Ancora una volta, invece, tutto accade, tutto veniamo a sapere solo perché intervengono uomini e donne in toga, facendo solo il loro dovere, ma perciò stesso effettuando l’esecrata opera di “supplenza” nei confronti di quegli organi pubblici che con il loro dovere hanno, invece, un rapporto evidentemente più critico. Sul punto, il Procuratore capo di Potenza afferma, in un suo comunicato, che non sono in corso indagini per disastro ambientale.

Noi ci guardiamo bene dal voler insegnare il loro mestiere agli altri, specie quando si tratta di magistrati; e siamo perfettamente consapevoli che, per una elementare questione di serietà, le valutazioni su una vicenda processuale si fanno con cognizione di causa, ossia dopo aver letto le carte. Ma, che il procedimento per disastro ci sia o meno, non sappiamo perché il Procuratore abbia sentito la necessità di emettere una nota del genere.

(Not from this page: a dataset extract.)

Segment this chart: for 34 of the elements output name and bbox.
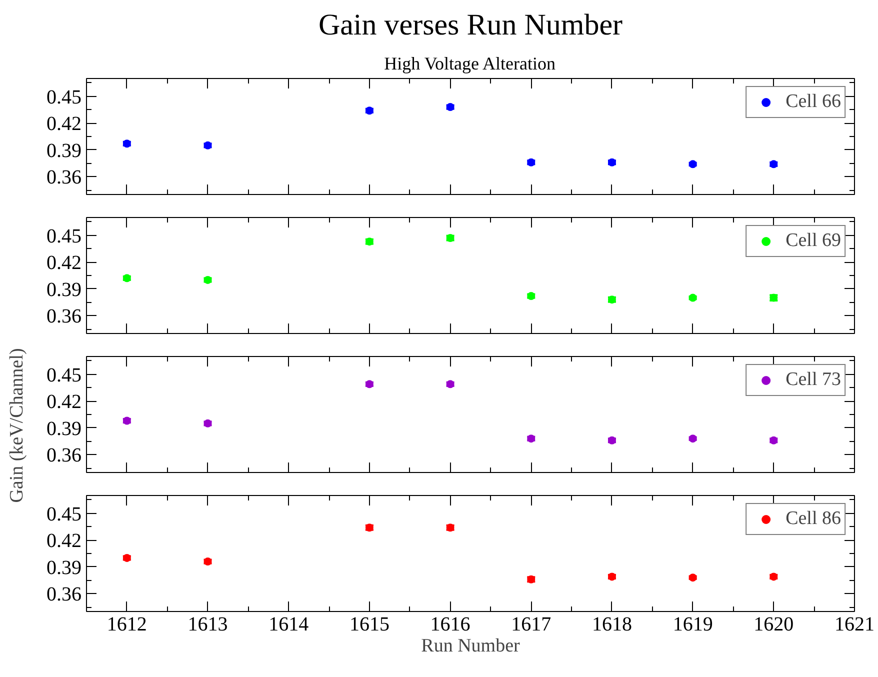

Sappiamo, però, che dal maggio 2015, il disastro ambientale, nel codice penale, è costituito, alternativamente, da una serie di condotte contro l’ambiente o contro l’incolumità pubblica: “1) l’alterazione irreversibile dell’equilibrio di un ecosistema; 2) l’alterazione dell’equilibrio di un ecosistema la cui eliminazione risulti particolarmente onerosa e conseguibile solo con provvedimenti eccezionali; 3) l’offesa alla pubblica incolumità in ragione della rilevanza del fatto per l’estensione della compromissione o dei suoi effetti lesivi ovvero per il numero delle persone offese o esposte a pericolo.”

Condotte che, in alcuni casi, riecheggiano assai da vicino quello che, a quanto pare, è accaduto in Val d’Agri. Ma, soprattutto, sappiamo che quando una popolazione subisce un attentato al suo territorio, alla sua salute deve esercitare il suo diritto – dovere di controllo civile, di vigilanza democratica subito e senza zone franche.

Fermo il rispetto per le prerogative degli organi istituzionali, questo principio deve valere anche quando si tratta di organi di giustizia. Perché poi, per quella popolazione, può essere troppo tardi: per tutelare seriamente il suo territorio e la sua salute, ma anche solo per avere giustizia. Questa è la triste lezione che noi abbiamo imparato sul nostro territorio.

Chi, a livello di decisione amministrativa e soprattutto politica, ha autorizzato l’estrazione del petrolio e dei profitti dalla Val d’Agri e non ha vigilato sullo smaltimento dei rifiuti e, più in generale, sui costi ambientali connessi a quell’estrazione, chi ha colluso con quei trivellatori dell’ambiente e della salute pubblica lucani, nonché dell’etica civile del Paese, oggi, in larga parte, invita gli uomini e le donne di questo Paese a boicottare il referendum contro le trivelle in mare, ma che ha, ovviamente, uno straordinario significato politico – culturale nei confronti di tutte le trivelle; per non dire di questa idea di sviluppo, di questo sistema politico – economico.

In pratica, li invita a boicottare uno degli ultimi strumenti di partecipazione democratica, cioè di autodifesa collettiva, a loro disposizione.

Chissà che quegli uomini e quelle donne, come accadde già cinque anni fa con i referendum in materia di acqua e di nucleare, non dimostrino a lorsignori che le trivelle al massimo possono devastare un territorio, anche ampio, e la salute di chi ci vive, ma non la mente di un popolo.